It was hard to turn around this week, certainly impossible to turn on a set, without seeing images from September 11th, 2001.
With the return of those images came a return to those raw emotions from that day; the fear, the disbelief, the anger.
More than anything, there was the need to punch back, to turn an American military designed as a shield into a sword.
If you want to laugh and jump around at our anguish, you can do it at your own peril.
In those first few days after 9-11 there was little thought of ramifications, little concern for the big picture in our collective quest for retribution.
No one envisioned a protracted conflict in Iraq that would drain American lives but provide waning hope of permanent improvement.
No one cared if our civil liberties were trampled a little bit in the stampede to make someone pay.
Five years later, the American government has wider latitude to look in on the lives of its own citizens.
Part of me doesn’t care.
If a federal agent wants to waste his time listening to my phone calls, go for it.
“Hey, how was your day.”
“About the same. Yours?”
“Same thing.”
“Grab some milk and eggs? The kids have piano lessons.”
“Sure. See ‘ya.”
“See ‘ya.”
The only secret code imbedded in that message is that marriage makes complete sentences unnecessary.
It’s not as if my movements or lifestyle feel restricted. I can go where I want, do what I want and when I want (as long as my wife says okay).
If the government spies on other people and that makes my family safer, isn’t that worth it?

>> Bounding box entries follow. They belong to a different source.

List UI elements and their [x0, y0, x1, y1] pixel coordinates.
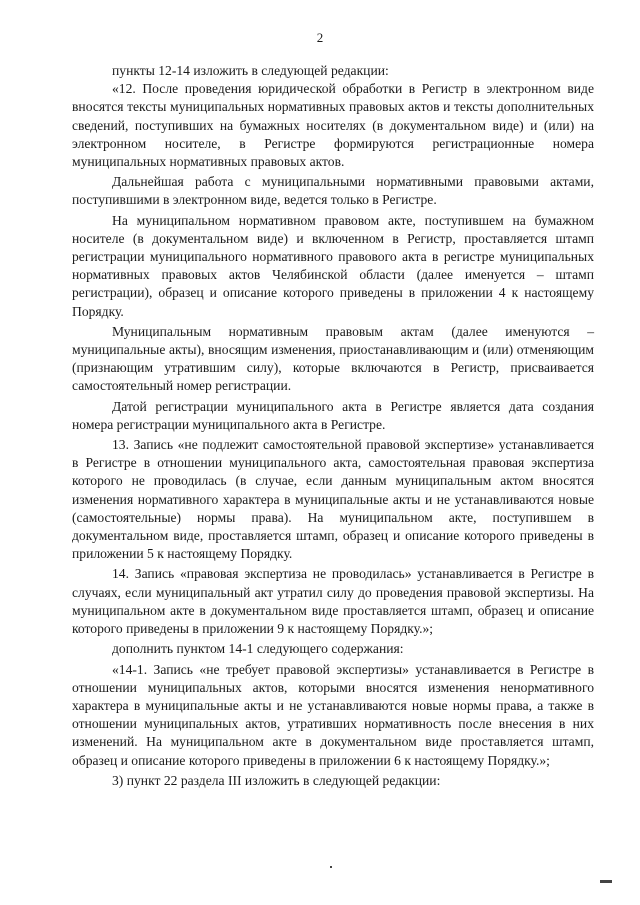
paragraph-item-22: 3) пункт 22 раздела III изложить в следующей редакции:: [112, 772, 441, 788]
paragraph-item-12: «12. После проведения юридической обработки в Регистр в электронном виде вносятся тексты муниципальных нормативных правовых актов и тексты дополнительных сведений, поступивших на бумажных носителях (в документальном виде) и (или) на электронном носителе, в Регистре формируются регистрационные номера муниципальных нормативных правовых актов.: [72, 81, 594, 170]
paragraph-item-14: 14. Запись «правовая экспертиза не проводилась» устанавливается в Регистре в случаях, если муниципальный акт утратил силу до проведения правовой экспертизы. На муниципальном акте в документальном виде проставляется штамп, образец и описание которого приведены в приложении 9 к настоящему Порядку.»;: [72, 566, 594, 637]
paragraph-further-work: Дальнейшая работа с муниципальными нормативными правовыми актами, поступившими в электронном виде, ведется только в Регистре.: [72, 174, 594, 208]
paragraph-item-14-1: «14-1. Запись «не требует правовой экспертизы» устанавливается в Регистре в отношении муниципальных актов, которыми вносятся изменения ненормативного характера в муниципальные акты и не устанавливаются новые нормы права, а также в отношении муниципальных актов, утративших нормативность после внесения в них изменений. На муниципальном акте в документальном виде проставляется штамп, образец и описание которого приведены в приложении 6 к настоящему Порядку.»;: [72, 661, 594, 768]
paragraph-registration-stamp: На муниципальном нормативном правовом акте, поступившем на бумажном носителе (в документальном виде) и включенном в Регистр, проставляется штамп регистрации муниципального нормативного правового акта в регистре муниципальных нормативных правовых актов Челябинской области (далее именуется – штамп регистрации), образец и описание которого приведены в приложении 4 к настоящему Порядку.: [72, 212, 594, 319]
paragraph-registration-date: Датой регистрации муниципального акта в Регистре является дата создания номера регистрации муниципального акта в Регистре.: [72, 398, 594, 432]
page-number: 2: [316, 30, 324, 45]
paragraph-item-13: 13. Запись «не подлежит самостоятельной правовой экспертизе» устанавливается в Регистре в отношении муниципального акта, самостоятельная правовая экспертиза которого не проводилась (в случае, если данным муниципальным актом вносятся изменения нормативного характера в муниципальные акты и не устанавливаются новые (самостоятельные) нормы права). На муниципальном акте, поступившем в документальном виде, проставляется штамп, образец и описание которого приведены в приложении 5 к настоящему Порядку.: [72, 437, 594, 562]
document-body: [72, 62, 594, 790]
scan-artifact-dot: [330, 866, 332, 868]
paragraph-intro: пункты 12-14 изложить в следующей редакции:: [112, 63, 389, 78]
scan-artifact-edge: [600, 880, 612, 883]
paragraph-registration-number: Муниципальным нормативным правовым актам (далее именуются – муниципальные акты), вносящим изменения, приостанавливающим и (или) отменяющим (признающим утратившим силу), которые включаются в Регистр, присваивается самостоятельный номер регистрации.: [72, 323, 594, 394]
paragraph-add-item-14-1: дополнить пунктом 14-1 следующего содержания:: [112, 641, 404, 657]
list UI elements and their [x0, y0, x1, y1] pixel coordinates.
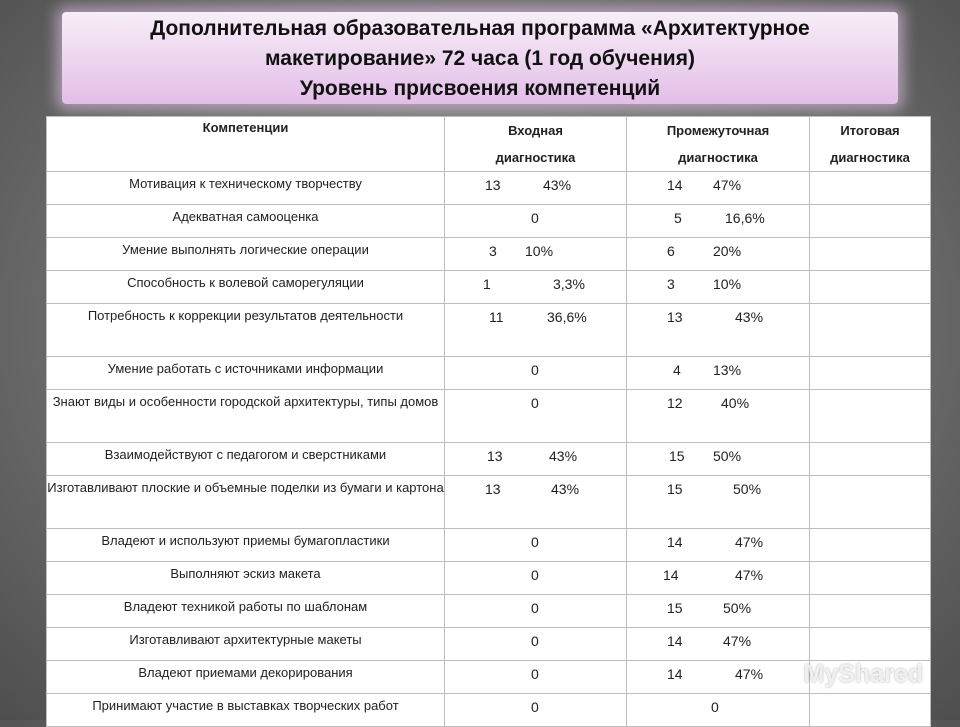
table-row [47, 205, 931, 238]
header-entry-diagnostics: Входная диагностика [445, 117, 627, 172]
mid-cell [627, 529, 810, 562]
entry-cell [445, 271, 627, 304]
entry-count: 3 [489, 243, 497, 259]
mid-count: 14 [667, 666, 683, 682]
entry-count: 0 [531, 567, 539, 583]
entry-cell [445, 172, 627, 205]
mid-cell [627, 476, 810, 529]
mid-percent: 47% [735, 666, 764, 682]
competency-cell: Владеют приемами декорирования [47, 661, 445, 694]
table-row [47, 172, 931, 205]
competency-cell: Мотивация к техническому творчеству [47, 172, 445, 205]
mid-percent: 50% [713, 448, 742, 464]
title-line-1: Дополнительная образовательная программа «Архитектурное [150, 17, 810, 40]
entry-count: 0 [531, 210, 539, 226]
mid-percent: 16,6% [725, 210, 765, 226]
entry-count: 0 [531, 600, 539, 616]
final-cell [810, 529, 931, 562]
entry-cell [445, 238, 627, 271]
title-banner [62, 12, 898, 104]
table-row [47, 595, 931, 628]
entry-cell [445, 304, 627, 357]
entry-count: 0 [531, 699, 539, 715]
competency-cell: Способность к волевой саморегуляции [47, 271, 445, 304]
mid-percent: 50% [723, 600, 752, 616]
final-cell [810, 304, 931, 357]
mid-count: 15 [667, 481, 683, 497]
final-cell [810, 476, 931, 529]
final-cell [810, 595, 931, 628]
mid-cell [627, 562, 810, 595]
mid-cell [627, 238, 810, 271]
entry-percent: 3,3% [553, 276, 585, 292]
entry-cell [445, 476, 627, 529]
mid-count: 3 [667, 276, 675, 292]
entry-count: 0 [531, 362, 539, 378]
final-cell [810, 390, 931, 443]
final-cell [810, 271, 931, 304]
entry-cell [445, 562, 627, 595]
header-competency: Компетенции [47, 117, 445, 172]
mid-cell [627, 205, 810, 238]
entry-count: 13 [485, 481, 501, 497]
title-line-2: макетирование» 72 часа (1 год обучения) [265, 47, 695, 70]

Isn’t the lack of training camps in Afghanistan, the end of a brutal dictatorship in Iraq and an agreement to get out of the arms race in Libya worth it?
The rest of me knows better.
If you raise the water temperature slowly enough, you can scald a bather without his knowing.
The analogy applies to the slow erosion of civil rights, where the victim doesn’t realize he’s entered an authoritarian state until the cage door swings shut.
We lost three thousand people that day, but may lose hundreds more to lung disease and other illnesses still being determined.
Likewise, we lost a piece of the American soul that day, but how much more will we lose in the slower death of allowing our fears to overwhelm the very beliefs that make us who we are.